AS LUZES DE NATAL

Veja como são bonitos os palácios

E veja como são pobres os campos,

O quanto estão vazios os celeiros dos camponeses

Enquanto os bem-nascidos usam ornamentos

Ocultando armas afiadas.

E, quanto mais eles têm, mais eles tomam,

Como pode haver homens como esses,

Que nunca têm fome, nunca têm sede,

E ainda assim comem e bebem até estourarem!

Verso 53 do Tao Te Ching segundo Witter Bynner

Um homem, na noite de Natal, de tão bêbado que estava, vomitava até não mais ter o que vomitar. Contorcia-se como um porco no matadouro. As faces rosadas de tão gordas, refletiam-se nos enfeites de Natal, nas bolas coloridas, nas estrelas prateadas, douradas, reluzentes.
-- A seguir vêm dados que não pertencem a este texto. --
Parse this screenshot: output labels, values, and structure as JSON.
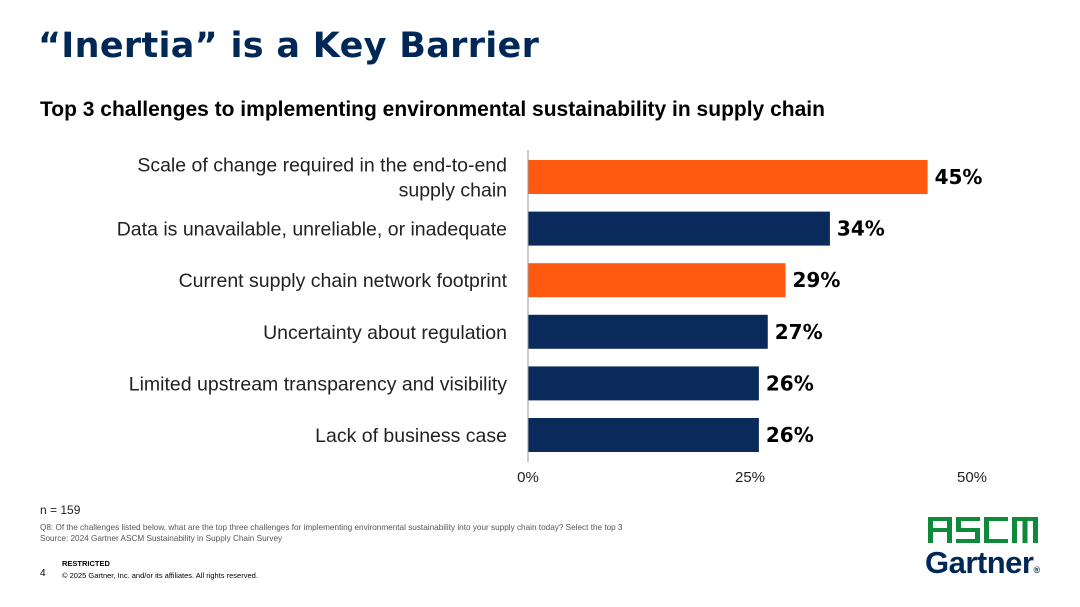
{
  "slide": {
    "title": "“Inertia” is a Key Barrier",
    "subtitle": "Top 3 challenges to implementing environmental sustainability in supply chain"
  },
  "chart_data": {
    "type": "bar",
    "orientation": "horizontal",
    "categories": [
      [
        "Scale of change required in the end-to-end",
        "supply chain"
      ],
      [
        "Data is unavailable, unreliable, or inadequate"
      ],
      [
        "Current supply chain network footprint"
      ],
      [
        "Uncertainty about regulation"
      ],
      [
        "Limited upstream transparency and visibility"
      ],
      [
        "Lack of business case"
      ]
    ],
    "values": [
      45,
      34,
      29,
      27,
      26,
      26
    ],
    "data_labels": [
      "45%",
      "34%",
      "29%",
      "27%",
      "26%",
      "26%"
    ],
    "bar_colors": [
      "#ff5a0f",
      "#0a2a5c",
      "#ff5a0f",
      "#0a2a5c",
      "#0a2a5c",
      "#0a2a5c"
    ],
    "xlim": [
      0,
      50
    ],
    "xticks": [
      0,
      25,
      50
    ],
    "xtick_labels": [
      "0%",
      "25%",
      "50%"
    ],
    "grid": false,
    "xlabel": "",
    "ylabel": ""
  },
  "notes": {
    "n": "n = 159",
    "question": "Q8: Of the challenges listed below, what are the top three challenges for implementing environmental sustainability into your supply chain today? Select the top 3",
    "source": "Source: 2024 Gartner ASCM Sustainability in Supply Chain Survey"
  },
  "footer": {
    "page_number": "4",
    "classification": "RESTRICTED",
    "copyright": "© 2025 Gartner, Inc. and/or its affiliates. All rights reserved."
  },
  "logos": {
    "ascm": "ASCM",
    "ascm_color": "#0f8a3a",
    "gartner": "Gartner",
    "gartner_mark": "®",
    "gartner_color": "#002856"
  }
}
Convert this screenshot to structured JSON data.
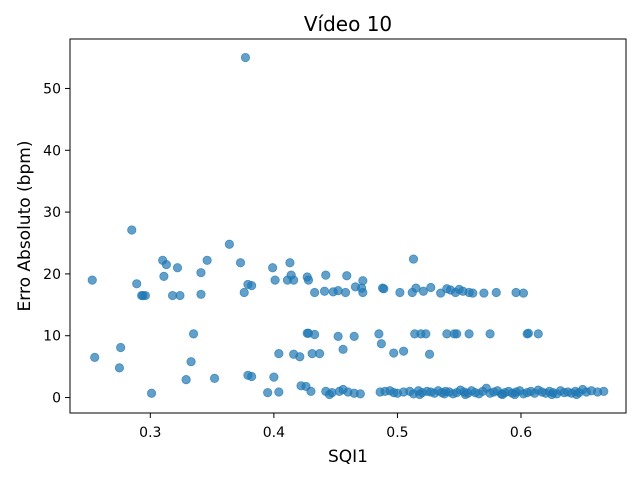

Mesmo assim, depois de ter vomitado tudo o que tinha comido, depois de ter-se esvaziado e exaurido o estômago da comida azeda e gordurosa, voltava ofegante ao banquete, enchendo os olhos da gula, enquanto salivava diante da fartura servida na mesa e a boca cheia de dentes abria-se numa gargalhada insana, rindo do próprio vexame diante dos convivas. Na mesa farta, empanturravam-se homens como ele, senhores do garfo e do copo, no meio de perus fumegantes, garrafas de vinho, facas e garfos, numa roda de escarnecedores.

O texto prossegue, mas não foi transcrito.